In this demo, we will showcase how you can leverage SageMaker for managing your training jobs and experiments on AWS, using Amazon SageMaker Python SDK with your local IDE such as Pycharm.

In order to run training jobs on AWS, you will need:

  • An AWS account and configured with AWS CLI to have sufficient permission to run SageMaker training jobs
  • Docker configured (SageMaker local mode) and Amazon SageMaker Python SDK installed on local computer
  • (Optional) SageMaker Studio for experiment tracking and Amazon SageMaker Experiments Python SDK

Setup:

  1. Create a new user with programmatic access that enables an access key ID and secret access key for the AWS CLI, attach permissions AmazonSageMakerFullAccess and AmazonS3FullAccess (limit the permissions to specific buckets if possible). You also need an execution role for SageMaker AmazonSageMakerFullAccess and AmazonS3FullAccess. SageMaker uses this execution role to perform operations on your behalf on the AWS hardware that is managed by SageMaker

  2. Install AWS CLI on local computer and quick configuration with aws configure, see Configuring the AWS CLI

    $ aws configure
    AWS Access Key ID [None]: AKIAI*********EXAMPLE
    AWS Secret Access Key [None]: wJal********EXAMPLEKEY
    Default region name [None]: eu-west-1
    Default output format [None]: json
    
  3. Install Docker and your favorite local Python IDE. Here we use Pycharm. Make sure that you have all required python libraries to run your code locally. Add SageMaker Python SDK to your local library. You can use pip install sagemaker (or create a virtual environment with venv for your project then install sagemaker within virtual environment). See the documentation

Develop your ML algorithms on local computer

./tf_code/tf_script.py

Many data scientists use local IDE for machine learning algorithm development, such as Pycharm. In this demo, the algorithm python script tf_code/tf_script.py is a simple file that uses TensorFlow keras to create a feedforward neural network. You can run the python script locally as you do usually.

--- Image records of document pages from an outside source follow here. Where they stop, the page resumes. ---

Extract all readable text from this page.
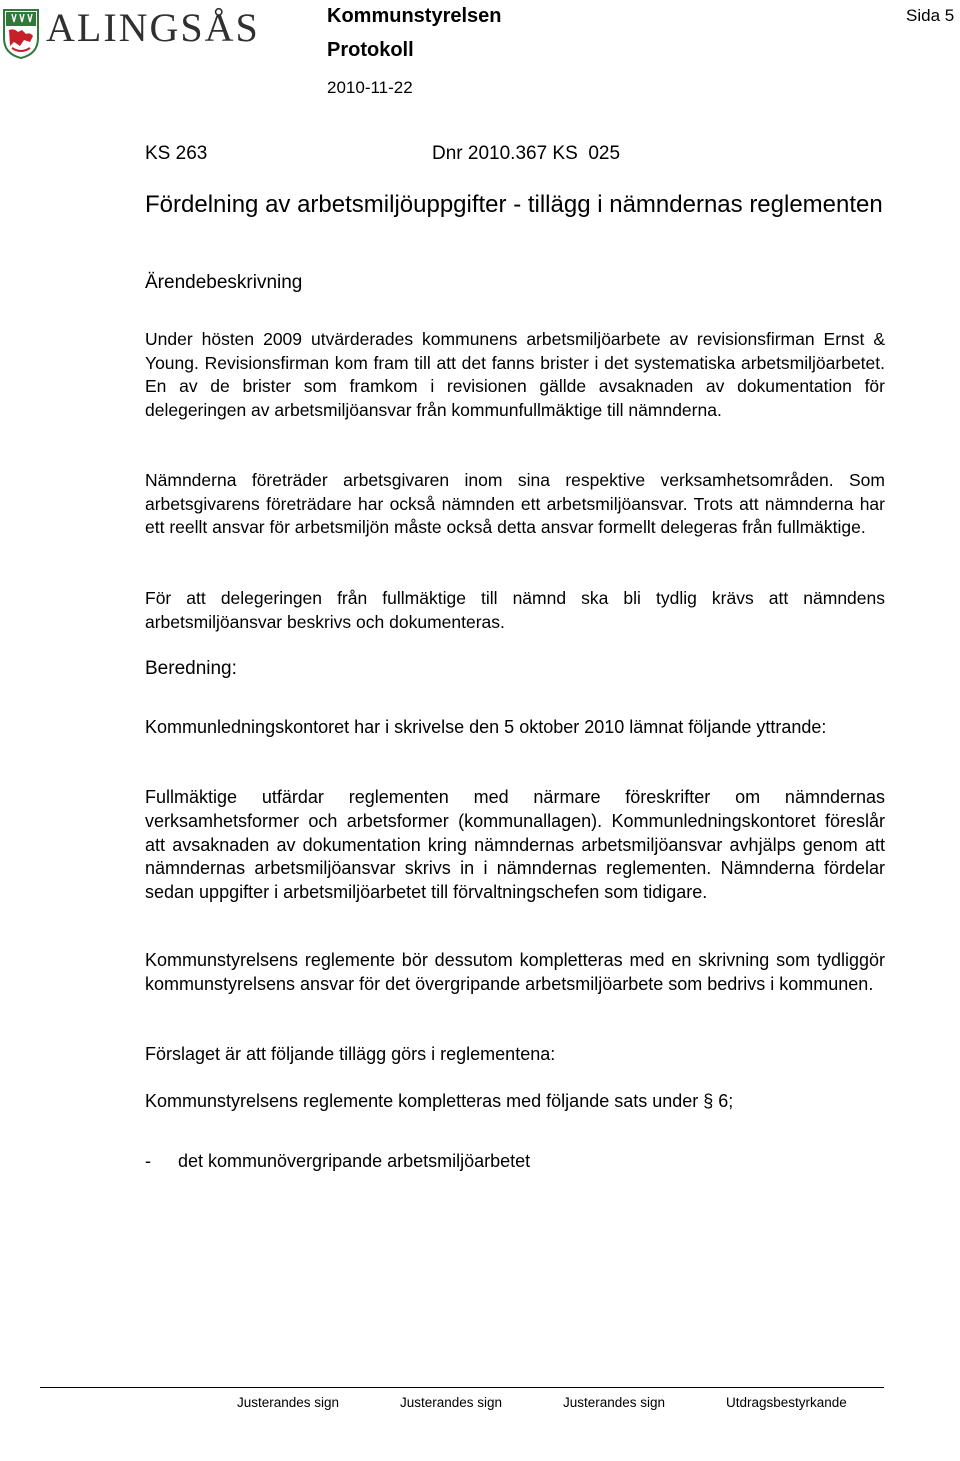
ALINGSÅS	Kommunstyrelsen
Protokoll
2010-11-22
Sida 5
KS 263	Dnr 2010.367 KS  025
Fördelning av arbetsmiljöuppgifter - tillägg i nämndernas reglementen
Ärendebeskrivning
Under hösten 2009 utvärderades kommunens arbetsmiljöarbete av revisionsfirman Ernst & Young. Revisionsfirman kom fram till att det fanns brister i det systematiska arbetsmiljöarbetet. En av de brister som framkom i revisionen gällde avsaknaden av dokumentation för delegeringen av arbetsmiljöansvar från kommunfullmäktige till nämnderna.
Nämnderna företräder arbetsgivaren inom sina respektive verksamhetsområden. Som arbetsgivarens företrädare har också nämnden ett arbetsmiljöansvar. Trots att nämnderna har ett reellt ansvar för arbetsmiljön måste också detta ansvar formellt delegeras från fullmäktige.
För att delegeringen från fullmäktige till nämnd ska bli tydlig krävs att nämndens arbetsmiljöansvar beskrivs och dokumenteras.
Beredning:
Kommunledningskontoret har i skrivelse den 5 oktober 2010 lämnat följande yttrande:
Fullmäktige utfärdar reglementen med närmare föreskrifter om nämndernas verksamhetsformer och arbetsformer (kommunallagen). Kommunledningskontoret föreslår att avsaknaden av dokumentation kring nämndernas arbetsmiljöansvar avhjälps genom att nämndernas arbetsmiljöansvar skrivs in i nämndernas reglementen. Nämnderna fördelar sedan uppgifter i arbetsmiljöarbetet till förvaltningschefen som tidigare.
Kommunstyrelsens reglemente bör dessutom kompletteras med en skrivning som tydliggör kommunstyrelsens ansvar för det övergripande arbetsmiljöarbete som bedrivs i kommunen.
Förslaget är att följande tillägg görs i reglementena:
Kommunstyrelsens reglemente kompletteras med följande sats under § 6;
- det kommunövergripande arbetsmiljöarbetet
Justerandes sign	Justerandes sign	Justerandes sign	Utdragsbestyrkande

Make your TensorFlow code SageMaker compatible

./tf_code/tf_script.py

To make your code compatible for SageMaker, you need to follow certain rules for reading input data and writing output model and other artifacts. The training script is very similar to a training script you might run outside of SageMaker, but you can access useful properties about the training environment through various environment variables. See SageMaker Toolkits Containers Structure

Here are some important environment variables used by SageMaker for managing the infrastructure:

Input data location SM_CHANNEL_{channel_name}

SM_CHANNEL_TRAINING=/opt/ml/input/data/training
SM_CHANNEL_VALIDATION=/opt/ml/input/data/validation
SM_CHANNEL_TESTING=/opt/ml/input/data/testing

Model output location to save model artifact

SM_MODEL_DIR=/opt/ml/model

Output artifact location to write non-model training artifacts (e.g. evaluation results)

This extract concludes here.